There’s another one, which is in short supply (but perhaps with more coming soon), and that’s Jason Kruppa’s Producing the Beatles, which is a nicely nerdy dive into the studio techniques they used in producing their work, the very trickery indeed that Lennon was so dismissive of. So this is very George Martin focused, and that’s not a bad thing. Only 11½ episodes, but I keep it in my feed in hopes of a new season soon.

And now this: The Big Beatles Sort Out, in which Garry Abbott (and his brother Paul) rate and rank every Beatles song, five at a time, selected at random in each episode. It’s silly, and I hardly believe in the premise, let alone with his rankings: but that is of course the point. It’s just nice to listen to a couple of people talking through their feelings about the songs, particularly two people with such different tastes to mine. For example, I could not believe the high score they gave to “Good Night” from the White Album, which has been near the top of my skip list for 40 years. Abbott rates the songs three ways: music, production, and lyrics. This is definitely not what I would have done. He then averages the score and puts them in an ever-evolving chart, reserving the right to tweak scores later on. It’s all good fun, although it’s definitely not going to be everyone’s cup of tea.

It did make me think, though, about how I might go about such a ranking. I have two main criteria: would I let it play, or would I skip it? And if I let it play, how does it make me feel? Aside from that, I suppose a fourth category is my overall sense of its quality as a record. So assuming a random playback from my device, my scoring went as follows (all marks out of 10, with no zero scores):

(Likelihood of letting it play MINUS Likelihood that I’d skip it on any given day) MULTIPLIED BY (its emotional impact on me MULTIPLIED BY my sense of how good it is, as a song or recording)

An example: Get Back. Well, I think there’s a 7/10 chance that if this came on, I’d let it play. And only a 2/10 chance I’d be in such a mood as to skip it. So that’s 7-2 = 5, which I then multiply by its scoring. 7/10 for impact and 8/10 for overall quality (7×8 = 56). So the overall score is 5 x 56 = 280.

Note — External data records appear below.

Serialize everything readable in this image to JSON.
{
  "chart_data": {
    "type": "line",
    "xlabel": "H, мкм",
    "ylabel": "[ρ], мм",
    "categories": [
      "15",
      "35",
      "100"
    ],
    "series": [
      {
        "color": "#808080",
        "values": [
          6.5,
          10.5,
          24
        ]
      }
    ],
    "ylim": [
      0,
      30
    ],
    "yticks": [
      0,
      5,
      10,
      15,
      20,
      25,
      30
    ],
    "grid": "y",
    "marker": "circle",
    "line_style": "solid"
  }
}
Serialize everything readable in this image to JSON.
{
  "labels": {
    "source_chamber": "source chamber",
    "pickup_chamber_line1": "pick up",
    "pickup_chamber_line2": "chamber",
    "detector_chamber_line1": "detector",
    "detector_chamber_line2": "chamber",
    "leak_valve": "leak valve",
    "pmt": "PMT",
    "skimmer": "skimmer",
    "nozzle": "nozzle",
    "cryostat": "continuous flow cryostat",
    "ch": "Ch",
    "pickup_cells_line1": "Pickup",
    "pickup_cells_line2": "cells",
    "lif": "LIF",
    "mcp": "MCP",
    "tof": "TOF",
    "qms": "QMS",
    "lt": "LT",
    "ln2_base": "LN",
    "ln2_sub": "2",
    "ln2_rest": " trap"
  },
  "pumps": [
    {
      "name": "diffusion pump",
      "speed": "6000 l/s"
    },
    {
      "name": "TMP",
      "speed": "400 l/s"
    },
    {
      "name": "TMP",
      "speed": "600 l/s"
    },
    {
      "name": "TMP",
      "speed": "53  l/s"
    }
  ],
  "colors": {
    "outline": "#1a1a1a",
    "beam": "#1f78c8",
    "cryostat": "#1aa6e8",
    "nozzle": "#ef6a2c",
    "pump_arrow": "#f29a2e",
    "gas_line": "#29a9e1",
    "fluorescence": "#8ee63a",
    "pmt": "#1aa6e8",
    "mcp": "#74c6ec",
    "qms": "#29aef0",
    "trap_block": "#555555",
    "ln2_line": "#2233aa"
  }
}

That leaves it at #13 in my own personal chart. If nothing else, I’ve now created a playlist of my absolute favourite top 20. It’s all very subjective, of course, and always subject to change over time. I cheated, by the way, and counted the Abbey Road medley as one track. Because you just don’t play, say, “Polythene Pam” without also playing everything else around it.

Here’s my top 10:

  1. Hey Jude
  2. A Day in the Life
  3. Abbey Road Medley to “The End”
  4. Let it Be
  5. Here Comes the Sun
  6. Lady Madonna
  7. Penny Lane
  8. All My Loving
  9. I’ve Just Seen a Face
  10. Real Love

What you’ll see there is that I’m very much Team Paul, if we’re choosing sides. But also: talk about change over time! Something like “Real Love” can hardly be separated from the occasion of its release and associated feelings.

My bottom 10:

  1. I Will
  2. Piggies
  3. Honey Pie
  4. Till There Was You
  5. Flying
  6. Fool on the Hill
  7. Blue Jay Way
  8. Revolution 9
  9. Long, Long, Long
  10. Tomorrow Never Knows

This end of the scale will require more tweaking. Because for the score to be accurate, “Emotional Impact” has to work both ways. So something I really hate (“Tomorrow Never Knows”) has as high an emotional impact as something I really love. It’s no use giving minus numbers because multiplying two minus scores will lead to a high positive score.